Let’s bring classical conditioning back into the equation

So we now know that horses have an emotional response to both appetitives and aversives. We also know that, through classical conditioning, these responses can become associated with all kinds of innocent stimuli!

For example, in a training paradigm that is based predominantly on the use of negative reinforcement IN OTHER WORDS AVERSIVES, it isn’t just the tools (e.g. the lunge whip, the reins, the schooling whip, the spurs, the legs) that are aversive. By association, saddle and bridle or even the presence of the trainer themselves has the potential to become a conditioned stimuli, i.e. one that, by association, provokes the same response.

So the trainer may, in essence, make the horse feel uncomfortable just by their presence.
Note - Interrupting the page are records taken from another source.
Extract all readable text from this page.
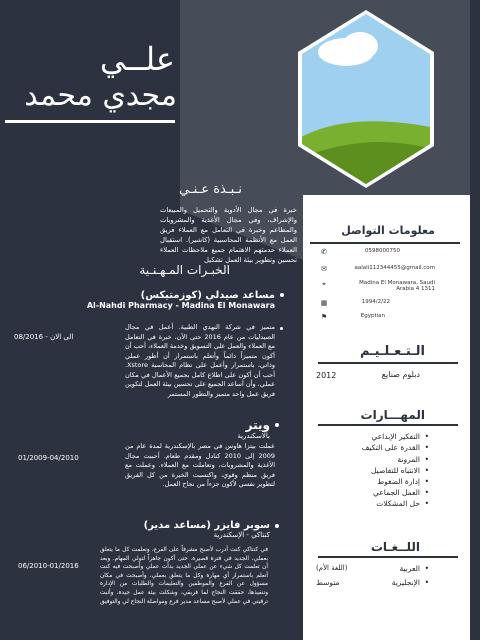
علــي
مجدي محمد
نـبـذة عـنـي
خبرة في مجال الأدوية والتحميل والمبيعات والإشراف، وفي مجال الأغذية والمشروبات والمطاعم وخبرة في التعامل مع العملاء فريق العمل مع الأنظمة المحاسبية (كاشير). استقبال العملاء حدمتهم الاهتمام جميع ملاحظات العملاء تحسين وتطوير بيئة العمل تشكيل
الخبـرات المـهـنـية
مساعد صيدلي (كوزمتيكس)
Al-Nahdi Pharmacy - Madina El Monawara
متميز في شركة النهدي الطبية. أعمل في مجال الصيدليات من عام 2016 حتى الآن، خبرة في التعامل مع العملاء والعمل على التسويق وخدمة العملاء، أحب أن أكون متميزاً دائماً وأتعلم باستمرار أن أطور عملي وذاتي، باستمرار وأعمل على نظام المحاسبة Xstore. أحب أن أكون على اطلاع كامل بجميع الأعمال في مكان عملي، وأن أساعد الجميع على تحسين بيئة العمل لتكوين فريق عمل واحد متميز والتطور المستمر
08/2016 - الى الان
ويتر
بالاسكندرية
عملت بيتزا هاوس في مصر بالإسكندرية لمدة عام من 2009 إلى 2010 كنادل ومقدم طعام. أحببت مجال الأغذية والمشروبات، وتعاملت مع العملاء. وعملت مع فريق منظم وقوي، واكتسبت الخبرة من كل الفريق لتطوير نفسي لأكون جزءاً من نجاح العمل.
01/2009-04/2010
سوبر فايزر (مساعد مدير)
كنتاكي - الإسكندرية
في كنتاكي كنت أدرب لأصبح مشرفاً على الفرع، وتعلمت كل ما يتعلق بعملي، الجديد في فترة قصيرة. حتى أكون جاهزاً لتولي المهام. وبعد أن تعلمت كل شيء عن عملي الجديد بدأت عملي وأصبحت فيه كنت أتعلم باستمرار أي مهارة وكل ما يتعلق بعملي، وأصبحت في مكان مسؤول عن الفرع والموظفين والتعليمات والطلبات من الإدارة وتنفيذها، حققت النجاح لما فريقي، وشكلت بيئة عمل جيدة، وأثبت ترقيتي في عملي لأصبح مساعد مدير فرع ومواصلة النجاح لي والتوفيق
06/2010-01/2016
معلومات التواصل
✆	0598000750
✉	aalali112344455@gmail.com
⌖	Madina El Monawara, Saudi Arabia 4 1311
▦	1994/2/22
⚑	Egyptian
الـتـعـلـيـم
دبلوم صنايع
2012
المهـــارات
• التفكير الإبداعي
• القدرة على التكيف
• المرونة
• الانتباه للتفاصيل
• إدارة الضغوط
• العمل الجماعي
• حل المشكلات
اللــغـات
• العربية
(اللغة الأم)
• الإنجليزية
متوسط
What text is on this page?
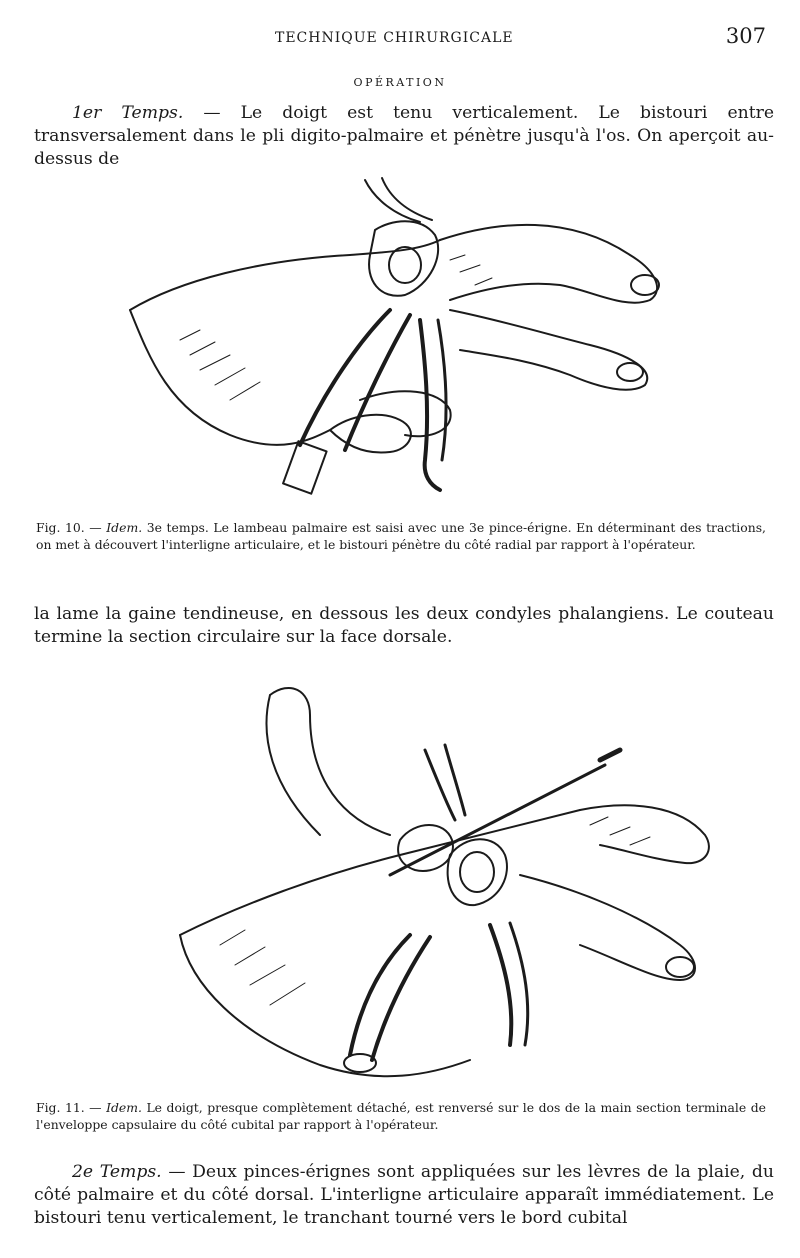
TECHNIQUE CHIRURGICALE	307
OPÉRATION

1er Temps. — Le doigt est tenu verticalement. Le bistouri entre transversalement dans le pli digito-palmaire et pénètre jusqu'à l'os. On aperçoit au-dessus de

Fig. 10. — Idem. 3e temps. Le lambeau palmaire est saisi avec une 3e pince-érigne. En déterminant des tractions, on met à découvert l'interligne articulaire, et le bistouri pénètre du côté radial par rapport à l'opérateur.

la lame la gaine tendineuse, en dessous les deux condyles phalangiens. Le couteau termine la section circulaire sur la face dorsale.

Fig. 11. — Idem. Le doigt, presque complètement détaché, est renversé sur le dos de la main section terminale de l'enveloppe capsulaire du côté cubital par rapport à l'opérateur.

2e Temps. — Deux pinces-érignes sont appliquées sur les lèvres de la plaie, du côté palmaire et du côté dorsal. L'interligne articulaire apparaît immédiatement. Le bistouri tenu verticalement, le tranchant tourné vers le bord cubital
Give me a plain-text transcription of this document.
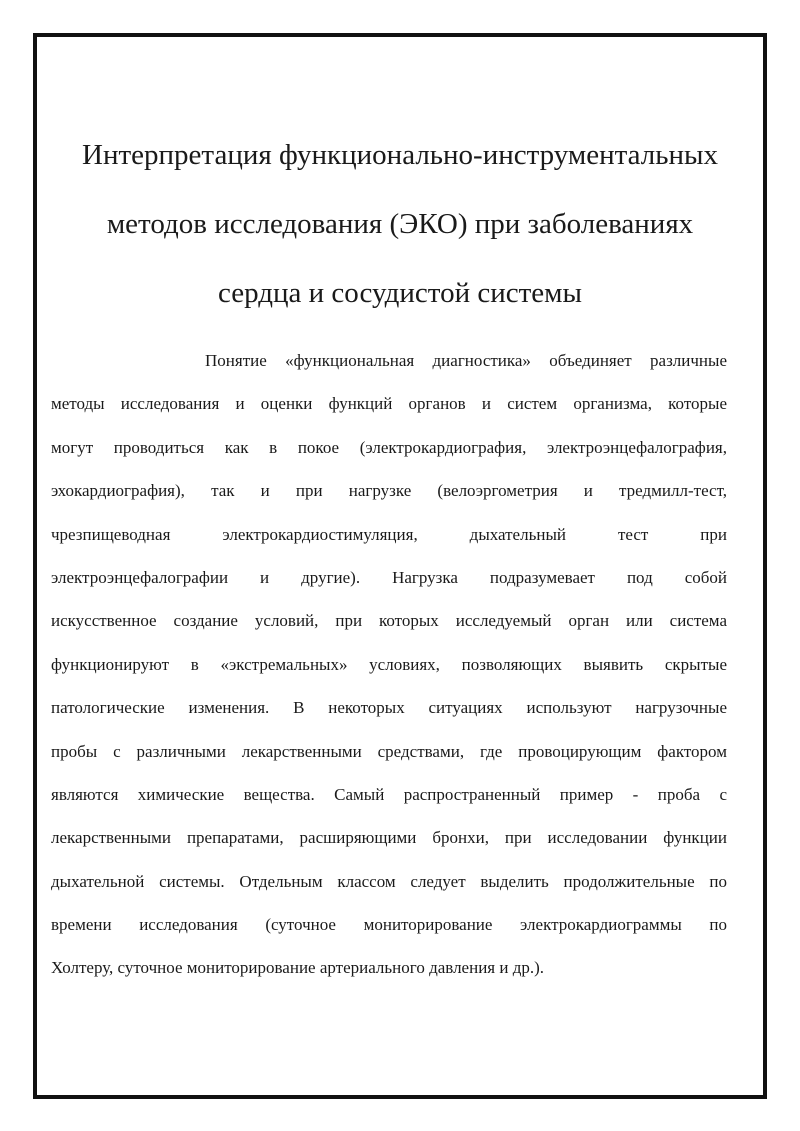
Интерпретация функционально-инструментальных
методов исследования (ЭКО) при заболеваниях
сердца и сосудистой системы
Понятие «функциональная диагностика» объединяет различные
методы исследования и оценки функций органов и систем организма, которые
могут проводиться как в покое (электрокардиография, электроэнцефалография,
эхокардиография), так и при нагрузке (велоэргометрия и тредмилл-тест,
чрезпищеводная электрокардиостимуляция, дыхательный тест при
электроэнцефалографии и другие). Нагрузка подразумевает под собой
искусственное создание условий, при которых исследуемый орган или система
функционируют в «экстремальных» условиях, позволяющих выявить скрытые
патологические изменения. В некоторых ситуациях используют нагрузочные
пробы с различными лекарственными средствами, где провоцирующим фактором
являются химические вещества. Самый распространенный пример - проба с
лекарственными препаратами, расширяющими бронхи, при исследовании функции
дыхательной системы. Отдельным классом следует выделить продолжительные по
времени исследования (суточное мониторирование электрокардиограммы по
Холтеру, суточное мониторирование артериального давления и др.).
Many trainers are lucky to avoid this, because they also are the source of appetitive experiences for their horses, such as feed, water, scratches, treats, turnout with friends.

Here’s the crux of the matter: your relationship with your horse is, in good part, determined by the balance of appetitives and aversives that you use with them on a daily basis. Like a set of scales, tip the balance too far one way, and the nature of the relationship can change from a happy one to an unhappy one. This is all because of classical conditioning.

It may seem like a rather simplistic way to view it, and I appreciate that there are other processes involved. But we cannot afford to dismiss this.

Why does it matter if my horse associates me with aversives more than appetitives?

It matters because, by their nature, aversives create avoidance. If you are too heavily associated with them, then your horse will want to avoid you. Horses avoid mainly by flight, but, if flight isn’t an option, fight can appear. Eventually, you may run the risk of learned helplessness and a ‘shut down’ horse. This is not the groundings of a safe, secure relationship.

In training,  we talk about ‘reinforcement history’. Reinforcement hostory refers to the weighting of goodies and baddies, I.e. aversives or appetitives associated with a stimulus or situation. Well, another word for reinforcement history could be ‘relationship’.

Whether you own the horse or not, whether you intend to keep them for life or sell them tomorrow, you have a responsibility, especially those of you working with youngsters.

You are creating that horse’s relationship with the human race as a whole. You can make it or break it. I always say my job, initially, when working with youngsters, is to help them fall in love with me. But my goal, is to help them fall in love with the human race.

A trusting, happy, gentle horse generally receives kinder treatment than one that is avoidant or defensive.

New evidence also suggests that the levels of fear, grief and distress experienced in childhood can have permanent damaging effects on the brain….. now that’s a whole other blog post!!